O Dadaísmo é uma arte que busca se soltar do que é racional. O movimento defende o absurdo e a incoerência, e assim o Dadá encontrou uma forma de questionar o que é e qual o papel da arte. O principal precursor do movimento, Marcel Duchamp, se utilizava do ready-made, uma arte espontânea baseada em objetos encontrados ao acaso, para expressar esses questinamentos. Esse provavelmente é a representação mais explicita de que o Dadaísmo buscava sempre criticar toda a razão apresentada nos movimentos artísticos anteriores.
Enquanto vemos tantos padrões por todos os lados, manifestações que não chegam a lugar nenhum, inovações nada inovadoras, a arte sobrevive, como algo que transcende. Ultrapassa valores, crenças e paradigmas, tenta abrir, os olhos da sociedade para realidades latentes, mas que muitas vezes não enxergamos, ou escolhemos não enxergar.

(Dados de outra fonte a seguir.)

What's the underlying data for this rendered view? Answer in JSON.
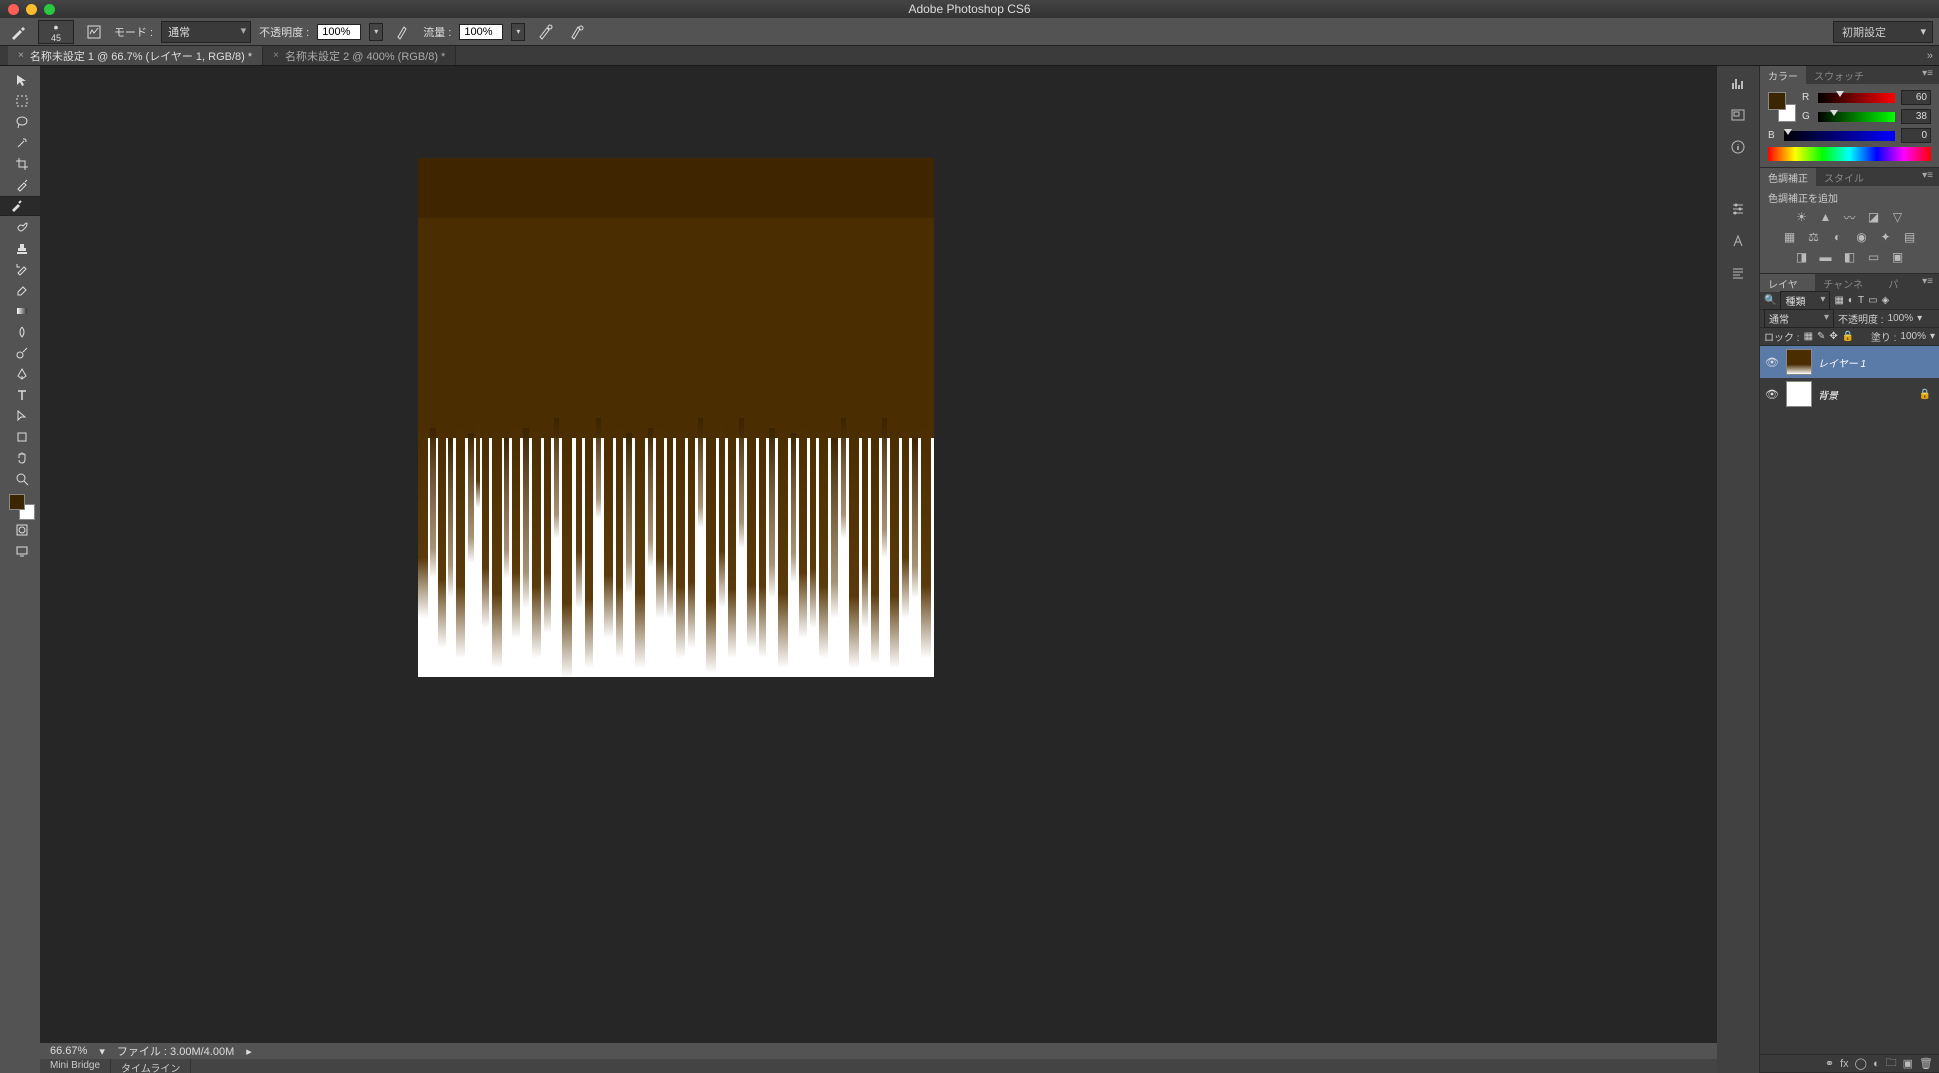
{
  "app": {
    "title": "Adobe Photoshop CS6"
  },
  "options": {
    "brush_size": "45",
    "mode_label": "モード :",
    "mode_value": "通常",
    "opacity_label": "不透明度 :",
    "opacity_value": "100%",
    "flow_label": "流量 :",
    "flow_value": "100%",
    "workspace": "初期設定"
  },
  "tabs": [
    {
      "label": "名称未設定 1 @ 66.7% (レイヤー 1, RGB/8) *",
      "active": true
    },
    {
      "label": "名称未設定 2 @ 400% (RGB/8) *",
      "active": false
    }
  ],
  "status": {
    "zoom": "66.67%",
    "file_label": "ファイル :",
    "file_value": "3.00M/4.00M"
  },
  "bottom_tabs": [
    "Mini Bridge",
    "タイムライン"
  ],
  "color": {
    "tab1": "カラー",
    "tab2": "スウォッチ",
    "r": 60,
    "g": 38,
    "b": 0,
    "fg": "#3c2600",
    "bg": "#ffffff"
  },
  "adjustments": {
    "tab1": "色調補正",
    "tab2": "スタイル",
    "add_label": "色調補正を追加"
  },
  "layers_panel": {
    "tab1": "レイヤー",
    "tab2": "チャンネル",
    "tab3": "パス",
    "kind": "種類",
    "blend": "通常",
    "opacity_label": "不透明度 :",
    "opacity": "100%",
    "lock_label": "ロック :",
    "fill_label": "塗り :",
    "fill": "100%",
    "layers": [
      {
        "name": "レイヤー 1",
        "locked": false,
        "active": true
      },
      {
        "name": "背景",
        "locked": true,
        "active": false
      }
    ]
  }
}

E o que é mais importante, sempre contextualizada, retomando fatos e aplicando-as momento presente, e ainda assim, não se torna irrelevante com o passar do tempo, pelo contrário, a arte continua influenciando gerações e explicitando as verdades escondidas no passado e que muitas vezes se fazem presentes.
Portanto, percebe-se que o dadaísmo é uma representação pura dessa transcendente arte. O tempo passou desde 1916, quando o Dadaísmo tomou suas primeiras formas, o mundo se modificou e se “desenvolveu”, mas a contestação sobre o que é a arte e sobre sua importância, mas hoje aplicada a uma nova realidade, uma realidade de consumo, de tecnologia, de, como diria Zigmunt Bauman, uma “modernidade líquida”.